En moyenne les femmes représentent 35 % des élus communautaires dont environ 28 % siègent dans les exécutifs intercommunaux. 25 ans après l’application des premières lois pour la parité femmes-hommes en politique, le compte n’y est pas !
Les intercommunalités mutualisent les principales compétences antérieurement dévolues aux communes, infrastructures de transports des habitants, voieries, assainissement… mais aussi urbanisme, équipements scolaires, culturels et sportifs… enfin tout ce qui permet une vie quotidienne à tout un chacun et chacune.
Jusqu’à présent, ces compétences ont été décidées et gérées majoritairement par des hommes répondant ainsi à leurs propres aspirations et priorités, privilégiant naturellement certains domaines, circulation automobile, sports collectifs majoritairement masculins… plus que d’autres comme les modes de garde de la petite enfance, la prise en charge des personnes âgées ou les transports collectifs le plus souvent utilisés ou assumés par les femmes.
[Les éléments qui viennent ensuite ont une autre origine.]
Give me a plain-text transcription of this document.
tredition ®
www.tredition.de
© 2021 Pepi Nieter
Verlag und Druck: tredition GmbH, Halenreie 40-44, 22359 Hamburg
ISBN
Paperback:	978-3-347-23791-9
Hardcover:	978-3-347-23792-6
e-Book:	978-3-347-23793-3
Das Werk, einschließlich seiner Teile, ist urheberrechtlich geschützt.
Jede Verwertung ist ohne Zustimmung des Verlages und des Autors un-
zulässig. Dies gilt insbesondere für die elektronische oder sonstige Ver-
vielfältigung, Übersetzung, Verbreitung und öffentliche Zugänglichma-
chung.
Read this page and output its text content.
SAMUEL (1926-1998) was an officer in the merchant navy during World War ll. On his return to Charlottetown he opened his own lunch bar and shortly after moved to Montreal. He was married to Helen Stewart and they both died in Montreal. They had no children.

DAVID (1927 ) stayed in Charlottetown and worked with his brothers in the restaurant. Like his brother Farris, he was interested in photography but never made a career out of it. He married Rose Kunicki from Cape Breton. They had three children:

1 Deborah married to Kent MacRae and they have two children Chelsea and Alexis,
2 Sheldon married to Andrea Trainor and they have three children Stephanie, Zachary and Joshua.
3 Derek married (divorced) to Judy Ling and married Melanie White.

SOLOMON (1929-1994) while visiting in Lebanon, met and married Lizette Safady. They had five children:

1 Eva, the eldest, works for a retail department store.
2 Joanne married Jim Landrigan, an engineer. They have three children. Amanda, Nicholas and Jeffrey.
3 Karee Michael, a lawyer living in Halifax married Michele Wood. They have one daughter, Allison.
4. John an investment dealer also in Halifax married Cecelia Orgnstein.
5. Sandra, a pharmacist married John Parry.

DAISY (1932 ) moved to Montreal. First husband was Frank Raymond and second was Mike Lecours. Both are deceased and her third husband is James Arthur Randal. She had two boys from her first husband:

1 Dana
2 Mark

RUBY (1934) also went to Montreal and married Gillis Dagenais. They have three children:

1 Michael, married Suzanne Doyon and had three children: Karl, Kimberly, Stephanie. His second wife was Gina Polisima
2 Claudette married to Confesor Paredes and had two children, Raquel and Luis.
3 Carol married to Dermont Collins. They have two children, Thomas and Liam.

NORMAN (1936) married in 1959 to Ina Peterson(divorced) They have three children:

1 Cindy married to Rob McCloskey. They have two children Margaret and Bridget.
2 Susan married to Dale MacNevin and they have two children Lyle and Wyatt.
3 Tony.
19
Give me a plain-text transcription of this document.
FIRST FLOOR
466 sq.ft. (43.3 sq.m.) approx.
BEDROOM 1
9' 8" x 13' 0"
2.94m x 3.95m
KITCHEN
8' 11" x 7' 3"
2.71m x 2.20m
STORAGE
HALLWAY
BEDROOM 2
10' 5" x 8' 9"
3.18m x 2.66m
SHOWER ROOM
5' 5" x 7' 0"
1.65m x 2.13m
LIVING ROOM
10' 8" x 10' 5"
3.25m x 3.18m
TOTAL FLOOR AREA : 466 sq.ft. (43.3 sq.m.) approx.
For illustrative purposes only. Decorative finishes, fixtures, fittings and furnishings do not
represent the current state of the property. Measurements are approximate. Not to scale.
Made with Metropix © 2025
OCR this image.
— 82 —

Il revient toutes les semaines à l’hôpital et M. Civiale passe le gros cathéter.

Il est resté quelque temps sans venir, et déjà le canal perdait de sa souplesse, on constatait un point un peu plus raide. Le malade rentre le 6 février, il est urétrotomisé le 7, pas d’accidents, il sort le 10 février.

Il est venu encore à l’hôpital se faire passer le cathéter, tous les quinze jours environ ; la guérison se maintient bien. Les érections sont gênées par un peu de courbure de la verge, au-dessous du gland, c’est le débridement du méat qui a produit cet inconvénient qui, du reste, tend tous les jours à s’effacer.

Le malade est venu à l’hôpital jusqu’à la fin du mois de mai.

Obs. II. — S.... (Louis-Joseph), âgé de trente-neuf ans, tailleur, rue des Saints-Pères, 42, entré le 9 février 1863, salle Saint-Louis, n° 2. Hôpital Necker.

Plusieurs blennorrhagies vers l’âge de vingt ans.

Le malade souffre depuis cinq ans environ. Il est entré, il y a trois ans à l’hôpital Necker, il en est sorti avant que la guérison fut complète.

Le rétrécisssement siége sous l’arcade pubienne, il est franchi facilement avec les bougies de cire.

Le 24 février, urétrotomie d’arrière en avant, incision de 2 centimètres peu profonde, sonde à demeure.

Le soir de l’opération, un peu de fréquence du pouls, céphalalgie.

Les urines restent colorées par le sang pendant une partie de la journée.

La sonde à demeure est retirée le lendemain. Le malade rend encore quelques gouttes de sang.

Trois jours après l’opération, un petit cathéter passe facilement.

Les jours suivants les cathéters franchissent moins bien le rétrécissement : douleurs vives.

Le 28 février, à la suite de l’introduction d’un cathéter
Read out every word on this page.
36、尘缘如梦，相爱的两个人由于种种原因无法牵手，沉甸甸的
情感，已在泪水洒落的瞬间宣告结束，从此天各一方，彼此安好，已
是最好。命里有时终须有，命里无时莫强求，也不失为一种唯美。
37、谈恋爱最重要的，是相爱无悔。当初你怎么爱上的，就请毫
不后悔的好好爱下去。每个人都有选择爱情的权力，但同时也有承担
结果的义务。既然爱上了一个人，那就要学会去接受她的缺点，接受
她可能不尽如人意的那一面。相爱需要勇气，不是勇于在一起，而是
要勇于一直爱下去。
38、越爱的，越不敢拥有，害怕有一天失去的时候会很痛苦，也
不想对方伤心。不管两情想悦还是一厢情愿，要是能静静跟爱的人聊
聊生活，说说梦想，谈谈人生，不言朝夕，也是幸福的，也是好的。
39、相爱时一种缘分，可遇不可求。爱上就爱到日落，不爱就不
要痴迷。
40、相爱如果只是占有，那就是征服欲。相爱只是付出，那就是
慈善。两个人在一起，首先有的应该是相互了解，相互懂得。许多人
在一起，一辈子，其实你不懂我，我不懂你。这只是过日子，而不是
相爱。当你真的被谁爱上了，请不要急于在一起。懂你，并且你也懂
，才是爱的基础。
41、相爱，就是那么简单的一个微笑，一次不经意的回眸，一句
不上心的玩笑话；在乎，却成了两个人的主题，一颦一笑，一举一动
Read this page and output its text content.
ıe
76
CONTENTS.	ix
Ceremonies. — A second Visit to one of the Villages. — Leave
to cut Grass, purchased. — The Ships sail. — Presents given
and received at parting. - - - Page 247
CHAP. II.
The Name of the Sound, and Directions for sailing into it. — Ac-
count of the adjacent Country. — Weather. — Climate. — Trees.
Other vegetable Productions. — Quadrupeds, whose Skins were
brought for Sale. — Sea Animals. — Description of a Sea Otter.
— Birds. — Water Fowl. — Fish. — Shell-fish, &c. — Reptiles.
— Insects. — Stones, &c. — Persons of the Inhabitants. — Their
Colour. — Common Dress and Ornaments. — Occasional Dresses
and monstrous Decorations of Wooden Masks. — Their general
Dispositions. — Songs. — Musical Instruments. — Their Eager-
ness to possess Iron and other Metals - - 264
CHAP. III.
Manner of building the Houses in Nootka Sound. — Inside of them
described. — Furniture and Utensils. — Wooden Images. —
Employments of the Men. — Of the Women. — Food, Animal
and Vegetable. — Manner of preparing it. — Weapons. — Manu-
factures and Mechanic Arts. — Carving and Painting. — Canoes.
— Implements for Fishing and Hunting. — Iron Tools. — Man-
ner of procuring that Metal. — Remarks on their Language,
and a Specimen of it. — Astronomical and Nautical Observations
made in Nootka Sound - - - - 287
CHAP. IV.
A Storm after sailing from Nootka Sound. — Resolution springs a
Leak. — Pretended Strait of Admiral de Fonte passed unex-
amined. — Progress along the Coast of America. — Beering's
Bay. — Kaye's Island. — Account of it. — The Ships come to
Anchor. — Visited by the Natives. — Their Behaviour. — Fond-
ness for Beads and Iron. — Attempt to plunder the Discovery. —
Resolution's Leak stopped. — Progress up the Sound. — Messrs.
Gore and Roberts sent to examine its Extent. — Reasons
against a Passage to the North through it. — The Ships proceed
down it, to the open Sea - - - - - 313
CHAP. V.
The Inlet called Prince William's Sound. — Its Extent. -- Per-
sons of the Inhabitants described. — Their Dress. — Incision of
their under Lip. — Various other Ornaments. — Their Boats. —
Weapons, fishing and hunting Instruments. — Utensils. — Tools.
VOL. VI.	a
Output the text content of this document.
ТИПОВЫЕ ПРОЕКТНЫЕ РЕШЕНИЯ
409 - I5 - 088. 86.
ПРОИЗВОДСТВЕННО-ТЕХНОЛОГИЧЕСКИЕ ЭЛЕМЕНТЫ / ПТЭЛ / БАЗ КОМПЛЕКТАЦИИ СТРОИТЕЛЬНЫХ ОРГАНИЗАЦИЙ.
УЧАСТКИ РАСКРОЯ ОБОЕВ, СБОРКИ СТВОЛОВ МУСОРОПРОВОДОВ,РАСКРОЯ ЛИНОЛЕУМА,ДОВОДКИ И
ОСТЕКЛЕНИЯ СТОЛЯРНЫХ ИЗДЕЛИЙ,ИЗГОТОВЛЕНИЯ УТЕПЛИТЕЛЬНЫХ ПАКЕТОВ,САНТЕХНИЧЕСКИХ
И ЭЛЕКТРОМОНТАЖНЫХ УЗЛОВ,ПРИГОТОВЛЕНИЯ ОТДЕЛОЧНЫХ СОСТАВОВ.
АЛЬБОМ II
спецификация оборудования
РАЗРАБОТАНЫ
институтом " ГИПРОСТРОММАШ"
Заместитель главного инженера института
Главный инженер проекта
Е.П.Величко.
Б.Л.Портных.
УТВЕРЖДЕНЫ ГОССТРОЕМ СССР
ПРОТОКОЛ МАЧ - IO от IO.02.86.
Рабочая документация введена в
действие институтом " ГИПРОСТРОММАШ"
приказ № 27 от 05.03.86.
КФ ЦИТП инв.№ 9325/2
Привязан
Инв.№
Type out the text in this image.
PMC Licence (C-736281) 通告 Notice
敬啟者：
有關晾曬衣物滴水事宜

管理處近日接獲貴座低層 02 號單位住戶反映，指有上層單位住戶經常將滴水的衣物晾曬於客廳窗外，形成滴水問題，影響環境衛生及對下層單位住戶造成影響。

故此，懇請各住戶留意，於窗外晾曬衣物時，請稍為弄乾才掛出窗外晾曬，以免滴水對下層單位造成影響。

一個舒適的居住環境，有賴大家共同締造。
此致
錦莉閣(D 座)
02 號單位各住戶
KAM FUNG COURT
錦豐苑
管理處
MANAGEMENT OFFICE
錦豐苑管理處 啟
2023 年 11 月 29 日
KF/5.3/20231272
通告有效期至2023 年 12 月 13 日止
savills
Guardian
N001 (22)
Ce tableau peut paraître caricatural mais il est pourtant une réalité commune, alors que tous les pans de la vie locale impactent la vie quotidienne des hommes et des femmes mais différemment.
Depuis les années 2000, grâce aux lois sur l’égal accès des femmes et des hommes aux mandats électifs, les conseils locaux se sont vu imposer la stricte parité des candidats et candidates et donc des élu·es. C’est vrai pour les Conseils régionaux et municipaux (élections à la proportionnelle stricte ou relative) et les départements avec les binômes cantonaux. Mais les Conseils intercommunaux issus des conseils municipaux ne peuvent être représentés à parité que s’ils comptent au moins deux représentants au sein du Conseil communautaire. Ce qui n’est pas toujours le cas notamment pour les petites communes qui n’ont qu’un seul représentant. Celui-ci étant généralement le maire, les femmes, ne représentant en moyenne que 20% de ceux-ci, en sont par l’usage exclues. Pourtant les textes n’imposent pas que le maire soit celui qui siège, un ou une autre élu·e peut le faire.
Siéger dans un conseil ou un exécutif local à parité n’est pas une coquetterie, c’est respecter la représentation citoyenne dans son ensemble. D’où l’importance de la nouvelle loi qui impose désormais la parité dans les communes de moins de 1000 habitants. Il faudra tout de même que plus de femmes soient têtes de listes lors des prochaines élections municipales pour être maires et représentantes de leur commune au Conseil communautaire et dans son exécutif, sauf si certains maires renoncent d’emblée à siéger au profit de leur deuxième de liste pour faire entrer une femme !
Des conseils et exécutifs paritaires seraient une chance pour les territoires de voir se développer d’autres politiques locales favorisant l’égalité Femmes-Hommes dans les territoires.